Die Sumerer gaben die Zahl ihrer Götter mit 3600 an. Diese Zahl ist sicherlich nur symbolisch, da aus der Quadratur der heiligen, Ganzheit darstellenden Zahl 60 errechnet. Doch da wir schon über 2000 Namen aus den Götterlisten kennen, ist sie sicher nicht allzu sehr übertrieben.

Dieses große Pantheon ist aus den örtlichen Götterstaaten zusammengewachsen und daher auch immer für “Neuzugänge” offen gewesen. Dabei waren die “großen” Götter auch für die “großen” Probleme des Kosmos und der Könige zuständig, während die kleineren Nebengottheiten vom “kleinen” Volk angerufen wurden. Jede Stadt und auch jeder Stadtfürst hatte seine eigene Schutzgottheit.
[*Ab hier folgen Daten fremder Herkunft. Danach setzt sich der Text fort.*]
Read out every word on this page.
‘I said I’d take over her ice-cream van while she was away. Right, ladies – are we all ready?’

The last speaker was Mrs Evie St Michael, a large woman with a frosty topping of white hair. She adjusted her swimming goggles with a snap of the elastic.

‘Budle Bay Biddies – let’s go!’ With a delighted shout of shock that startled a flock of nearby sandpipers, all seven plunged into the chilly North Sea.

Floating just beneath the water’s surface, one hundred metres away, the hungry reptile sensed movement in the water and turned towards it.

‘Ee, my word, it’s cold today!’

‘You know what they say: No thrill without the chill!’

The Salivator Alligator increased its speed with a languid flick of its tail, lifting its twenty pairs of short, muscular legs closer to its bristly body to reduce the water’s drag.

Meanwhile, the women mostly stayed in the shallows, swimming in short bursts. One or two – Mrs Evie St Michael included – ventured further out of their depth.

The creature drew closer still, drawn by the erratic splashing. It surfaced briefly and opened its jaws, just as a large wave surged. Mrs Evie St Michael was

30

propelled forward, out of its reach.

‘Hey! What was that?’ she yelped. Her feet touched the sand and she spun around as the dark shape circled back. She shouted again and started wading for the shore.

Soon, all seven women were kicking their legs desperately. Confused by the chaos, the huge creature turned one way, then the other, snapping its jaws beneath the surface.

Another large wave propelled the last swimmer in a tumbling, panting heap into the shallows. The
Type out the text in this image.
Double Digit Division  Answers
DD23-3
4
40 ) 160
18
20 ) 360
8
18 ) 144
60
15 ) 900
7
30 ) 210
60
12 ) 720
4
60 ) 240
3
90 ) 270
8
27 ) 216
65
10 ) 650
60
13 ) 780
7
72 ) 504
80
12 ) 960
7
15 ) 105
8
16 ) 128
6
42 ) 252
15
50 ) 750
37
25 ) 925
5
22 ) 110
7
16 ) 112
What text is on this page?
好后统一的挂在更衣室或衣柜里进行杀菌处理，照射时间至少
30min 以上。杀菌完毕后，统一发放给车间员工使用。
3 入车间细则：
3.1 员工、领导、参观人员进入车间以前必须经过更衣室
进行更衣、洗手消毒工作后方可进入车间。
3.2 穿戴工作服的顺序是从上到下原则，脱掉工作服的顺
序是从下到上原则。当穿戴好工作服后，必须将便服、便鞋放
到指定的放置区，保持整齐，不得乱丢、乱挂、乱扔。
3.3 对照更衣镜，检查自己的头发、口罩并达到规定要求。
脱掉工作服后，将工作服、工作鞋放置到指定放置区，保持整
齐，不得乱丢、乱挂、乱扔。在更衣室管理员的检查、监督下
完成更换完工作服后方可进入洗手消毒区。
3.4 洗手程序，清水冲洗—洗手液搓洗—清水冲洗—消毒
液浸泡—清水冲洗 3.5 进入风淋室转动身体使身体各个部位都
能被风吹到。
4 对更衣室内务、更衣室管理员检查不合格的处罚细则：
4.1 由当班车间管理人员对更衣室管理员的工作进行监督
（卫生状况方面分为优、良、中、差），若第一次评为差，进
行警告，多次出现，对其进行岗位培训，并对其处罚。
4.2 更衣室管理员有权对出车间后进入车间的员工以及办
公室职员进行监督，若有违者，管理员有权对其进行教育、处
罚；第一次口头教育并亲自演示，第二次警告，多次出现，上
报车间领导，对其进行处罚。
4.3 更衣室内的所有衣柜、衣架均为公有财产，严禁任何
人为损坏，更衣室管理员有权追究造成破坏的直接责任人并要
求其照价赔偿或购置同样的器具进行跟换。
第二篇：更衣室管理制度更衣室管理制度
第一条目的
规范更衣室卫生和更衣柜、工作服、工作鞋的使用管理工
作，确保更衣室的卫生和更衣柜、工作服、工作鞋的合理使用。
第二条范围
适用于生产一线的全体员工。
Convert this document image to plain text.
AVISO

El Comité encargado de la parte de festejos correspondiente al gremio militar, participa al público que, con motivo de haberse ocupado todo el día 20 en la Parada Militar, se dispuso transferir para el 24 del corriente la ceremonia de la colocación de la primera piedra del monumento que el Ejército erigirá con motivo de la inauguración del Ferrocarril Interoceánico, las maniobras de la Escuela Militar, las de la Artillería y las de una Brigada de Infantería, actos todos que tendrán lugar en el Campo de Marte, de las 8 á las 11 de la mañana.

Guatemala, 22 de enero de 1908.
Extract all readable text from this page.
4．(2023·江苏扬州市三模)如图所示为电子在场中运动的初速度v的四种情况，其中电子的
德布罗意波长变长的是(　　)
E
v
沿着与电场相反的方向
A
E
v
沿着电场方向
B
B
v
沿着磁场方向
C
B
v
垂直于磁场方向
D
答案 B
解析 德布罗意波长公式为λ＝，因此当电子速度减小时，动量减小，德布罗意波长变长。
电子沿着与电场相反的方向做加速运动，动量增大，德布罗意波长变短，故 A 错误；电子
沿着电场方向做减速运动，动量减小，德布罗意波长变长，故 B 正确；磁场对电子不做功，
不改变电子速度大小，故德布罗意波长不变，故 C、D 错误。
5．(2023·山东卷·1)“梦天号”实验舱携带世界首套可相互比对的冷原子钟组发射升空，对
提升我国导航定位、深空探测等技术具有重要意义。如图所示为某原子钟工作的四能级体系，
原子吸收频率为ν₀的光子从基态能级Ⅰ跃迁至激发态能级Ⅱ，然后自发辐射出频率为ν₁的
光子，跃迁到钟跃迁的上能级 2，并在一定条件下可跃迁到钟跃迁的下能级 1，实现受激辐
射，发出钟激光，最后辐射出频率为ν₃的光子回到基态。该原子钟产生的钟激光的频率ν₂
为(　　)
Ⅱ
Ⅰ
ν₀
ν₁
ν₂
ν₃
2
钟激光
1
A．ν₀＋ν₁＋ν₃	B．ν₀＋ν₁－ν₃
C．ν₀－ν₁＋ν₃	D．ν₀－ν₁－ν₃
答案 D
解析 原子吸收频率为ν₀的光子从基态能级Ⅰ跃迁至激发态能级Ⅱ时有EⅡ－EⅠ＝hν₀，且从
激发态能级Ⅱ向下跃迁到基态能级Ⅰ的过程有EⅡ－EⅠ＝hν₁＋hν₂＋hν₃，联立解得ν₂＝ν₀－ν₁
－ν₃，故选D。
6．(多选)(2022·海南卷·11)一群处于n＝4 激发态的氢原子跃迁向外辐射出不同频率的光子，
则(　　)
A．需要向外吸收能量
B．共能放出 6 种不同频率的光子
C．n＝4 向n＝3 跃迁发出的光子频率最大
Die Götter – v.a. Himmelsgötter und die Muttergottheit – wurden in Gebäuden verehrt, die aus Mangel an Steinen aus Lehmziegeln gebaut wurden. Auch später wurden v.a. in Zeiten erhöhter Bautätigkeit immer wieder Kriegs- und Beutezüge an Gebiete unternommen, die Bauholz, Metalle und Steine – Waren, die man normalerweise auf dem Handelsweg erwarb – zu bieten hatten, wie Persien und die Mittelmeerregionen! Oft werden Trinkszenen mit einem König und einer Königin abgebildet, vielleicht ein Hinweis darauf, dass das noch in jungbabylonischer Zeit bekannte Ritual der “Heiligen Hochzeit” zwischen dem Stadtkönig und einer Hohepriesterin der Stadtgottheit (v.a. die Muttergottheit, später Ishtar) schon zu dieser Zeit bestand.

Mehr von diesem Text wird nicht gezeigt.